In modern workplaces, it is very easy for feelings to become confusing, especially when you spend long hours around the same people every day. What may start as a friendly conversation during coffee breaks or shared jokes during stressful deadlines can slowly begin to feel like something deeper. Suddenly, you find yourself thinking about a particular co-worker more than others and wondering if what you feel is love.
However, in many cases, what feels like love is not actually love at all. It is often something called the proximity effect, where constant closeness creates emotional familiarity that the brain misinterprets as romantic attraction. It is important to understand this difference because workplace emotions can easily cloud judgment and lead to decisions that feel real in the moment but do not stand the test of time outside the office environment.

Proximity and familiarity bias

One of the strongest psychological reasons people mistake co-worker attraction for love is proximity and familiarity bias. When you see the same person every single day, your brain starts to treat them as emotionally important simply because they are always present.

Familiarity creates comfort, and comfort can feel like an emotional connection. You begin to recognise their habits, their tone of voice, even the way they sip their tea during meetings. This repeated exposure builds a sense of attachment that has nothing to do with true romantic compatibility. It is similar to hearing the same song on repeat until you start to believe it is your favourite, even if you never chose it in the first place.

Shared stress and emotional dependency at work

Workplaces are often high-stress environments, and shared pressure can create strong emotional bonds. When you and a co-worker are struggling with deadlines, difficult clients, or demanding supervisors, you naturally lean on each other for support. This shared emotional experience can feel very intimate. You may laugh together after a tough meeting or encourage each other when things go wrong.
Over time, this emotional teamwork can start to resemble emotional dependency. However, what is happening is not necessarily a romantic connection. It is simply two people trying to survive a stressful environment together. Outside that environment, the intensity of those feelings often fades because the shared stress that fueled them no longer exists.

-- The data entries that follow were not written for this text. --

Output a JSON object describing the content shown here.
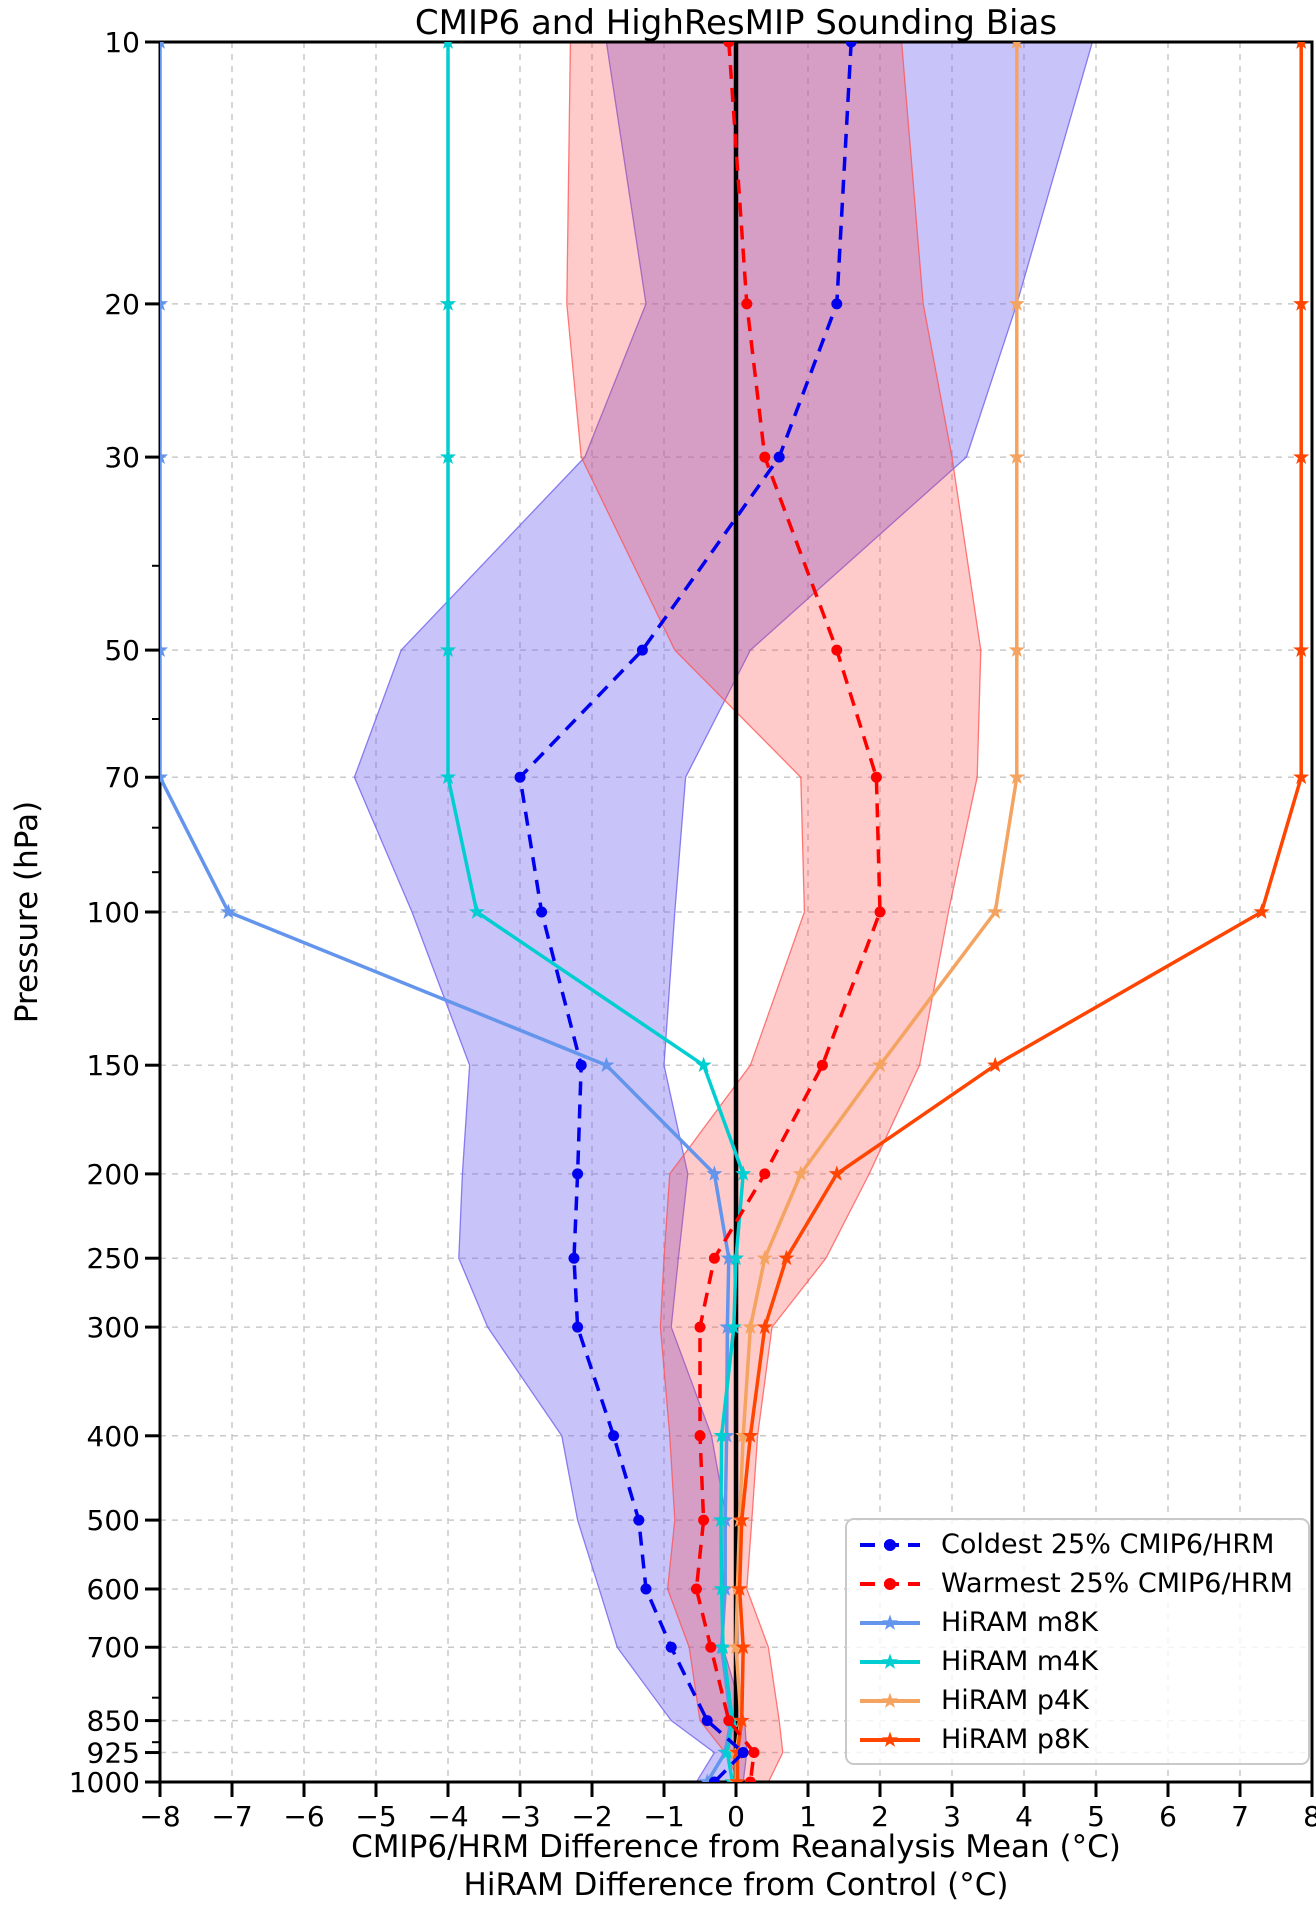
{
  "chart_data": {
    "type": "line",
    "title": "CMIP6 and HighResMIP Sounding Bias",
    "x_axis": {
      "label_line1": "CMIP6/HRM Difference from Reanalysis Mean (°C)",
      "label_line2": "HiRAM Difference from Control (°C)",
      "range": [
        -8,
        8
      ],
      "ticks": [
        -8,
        -7,
        -6,
        -5,
        -4,
        -3,
        -2,
        -1,
        0,
        1,
        2,
        3,
        4,
        5,
        6,
        7,
        8
      ]
    },
    "y_axis": {
      "label": "Pressure (hPa)",
      "scale": "log",
      "inverted": true,
      "range": [
        10,
        1000
      ],
      "ticks": [
        10,
        20,
        30,
        50,
        70,
        100,
        150,
        200,
        250,
        300,
        400,
        500,
        600,
        700,
        850,
        925,
        1000
      ],
      "minor_ticks": [
        40,
        60,
        80,
        90,
        800,
        900
      ]
    },
    "grid": true,
    "zero_line": {
      "x": 0,
      "color": "#000000"
    },
    "legend_position": "lower right",
    "pressure_levels": [
      10,
      20,
      30,
      50,
      70,
      100,
      150,
      200,
      250,
      300,
      400,
      500,
      600,
      700,
      850,
      925,
      1000
    ],
    "series": [
      {
        "name": "HiRAM m8K",
        "color": "#6495ED",
        "style": "solid",
        "marker": "star",
        "values": [
          -8,
          -8,
          -8,
          -8,
          -8,
          -7.05,
          -1.8,
          -0.3,
          -0.1,
          -0.12,
          -0.13,
          -0.15,
          -0.15,
          -0.2,
          -0.07,
          -0.15,
          -0.4
        ]
      },
      {
        "name": "HiRAM m4K",
        "color": "#00CED1",
        "style": "solid",
        "marker": "star",
        "values": [
          -4,
          -4,
          -4,
          -4,
          -4,
          -3.6,
          -0.45,
          0.1,
          0.0,
          -0.03,
          -0.2,
          -0.21,
          -0.2,
          -0.18,
          -0.05,
          -0.12,
          -0.05
        ]
      },
      {
        "name": "HiRAM p4K",
        "color": "#F4A460",
        "style": "solid",
        "marker": "star",
        "values": [
          3.9,
          3.9,
          3.9,
          3.9,
          3.9,
          3.6,
          2.0,
          0.9,
          0.4,
          0.2,
          0.1,
          0.05,
          0.02,
          0.0,
          0.07,
          0.0,
          0.0
        ]
      },
      {
        "name": "HiRAM p8K",
        "color": "#FF4500",
        "style": "solid",
        "marker": "star",
        "values": [
          7.85,
          7.85,
          7.85,
          7.85,
          7.85,
          7.3,
          3.6,
          1.4,
          0.7,
          0.4,
          0.2,
          0.08,
          0.05,
          0.1,
          0.08,
          0.02,
          0.02
        ]
      },
      {
        "name": "Coldest 25% CMIP6/HRM",
        "color": "#0000EE",
        "style": "dashed",
        "marker": "circle",
        "values": [
          1.6,
          1.4,
          0.6,
          -1.3,
          -3.0,
          -2.7,
          -2.15,
          -2.2,
          -2.25,
          -2.2,
          -1.7,
          -1.35,
          -1.25,
          -0.9,
          -0.4,
          0.1,
          -0.3
        ]
      },
      {
        "name": "Warmest 25% CMIP6/HRM",
        "color": "#FF0000",
        "style": "dashed",
        "marker": "circle",
        "values": [
          -0.1,
          0.15,
          0.4,
          1.4,
          1.95,
          2.0,
          1.2,
          0.4,
          -0.3,
          -0.5,
          -0.5,
          -0.45,
          -0.55,
          -0.35,
          -0.1,
          0.25,
          0.2
        ]
      }
    ],
    "bands": [
      {
        "name": "coldest-quartile-spread",
        "fill": "rgba(118,104,238,0.40)",
        "edge": "rgba(118,104,238,0.85)",
        "low": [
          -1.8,
          -1.25,
          -2.1,
          -4.65,
          -5.3,
          -4.5,
          -3.7,
          -3.8,
          -3.85,
          -3.45,
          -2.42,
          -2.2,
          -1.9,
          -1.65,
          -0.9,
          -0.3,
          -0.55
        ],
        "high": [
          4.95,
          3.9,
          3.2,
          0.2,
          -0.7,
          -0.85,
          -1.0,
          -0.67,
          -0.8,
          -0.9,
          -0.34,
          -0.13,
          -0.18,
          -0.18,
          0.12,
          0.15,
          0.1
        ]
      },
      {
        "name": "warmest-quartile-spread",
        "fill": "rgba(255,65,65,0.28)",
        "edge": "rgba(255,80,80,0.75)",
        "low": [
          -2.3,
          -2.35,
          -2.15,
          -0.85,
          0.9,
          0.95,
          0.2,
          -0.92,
          -1.0,
          -1.05,
          -0.92,
          -0.85,
          -0.95,
          -0.65,
          -0.5,
          -0.15,
          0.05
        ],
        "high": [
          2.3,
          2.6,
          3.0,
          3.4,
          3.35,
          2.95,
          2.55,
          1.85,
          1.25,
          0.5,
          0.3,
          0.22,
          0.15,
          0.45,
          0.6,
          0.65,
          0.45
        ]
      }
    ],
    "legend_order": [
      4,
      5,
      0,
      1,
      2,
      3
    ]
  },
  "style": {
    "grid_color": "#c9c9c9",
    "axis_color": "#000000",
    "background": "#ffffff"
  }
}
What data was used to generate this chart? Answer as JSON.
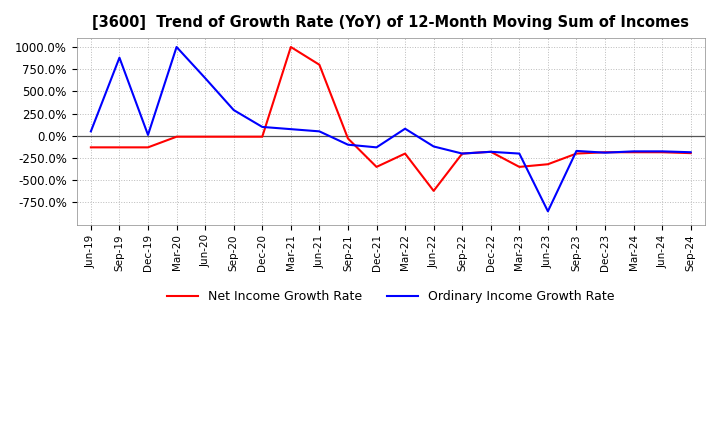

Mistaking availability for compatibility

Another common reason people believe they are in love with a co-worker is simple availability. When someone is consistently accessible, it becomes easy to assume they are the right emotional match. You talk during lunch, exchange messages about work, and perhaps even sit near each other in meetings.
This constant interaction can make it feel like you share deep compatibility, but in reality, it is often just convenience. True compatibility is tested outside routine interactions, in different environments, moods, and life situations. Just because someone is always there does not mean they are the right person for emotional or romantic connection. Sometimes, the heart is simply reacting to what is most reachable, not what is most suitable.

Office persona versus real personality

People at work rarely show their full personalities. Everyone is performing a professional version of themselves, shaped by expectations, deadlines, and workplace culture. This means the version of your co-worker that you find attractive may not be their full self. They may appear calm, confident, or charming in meetings, but that is only one side of them. Outside work, they may have completely different habits, values, or communication styles. When attraction develops based only on the office persona, it becomes easy to fall for an incomplete picture. Love requires understanding someone in multiple contexts, not just the polished version they present between nine and five.

Lack of external perspective and dating variety

When your daily routine revolves around the same environment and the same people, your emotional world becomes limited. Without external social variety, your brain starts assigning greater significance to the few available options. This is why a co-worker can begin to feel like a major romantic possibility even when there has been no real exploration of other connections. Lack of outside perspective reduces comparison, and without comparison, attraction can feel stronger than it actually is. Meeting new people, engaging in different social spaces, and broadening your interactions often reveals that what felt intense at work was simply emotional scarcity rather than genuine romantic depth.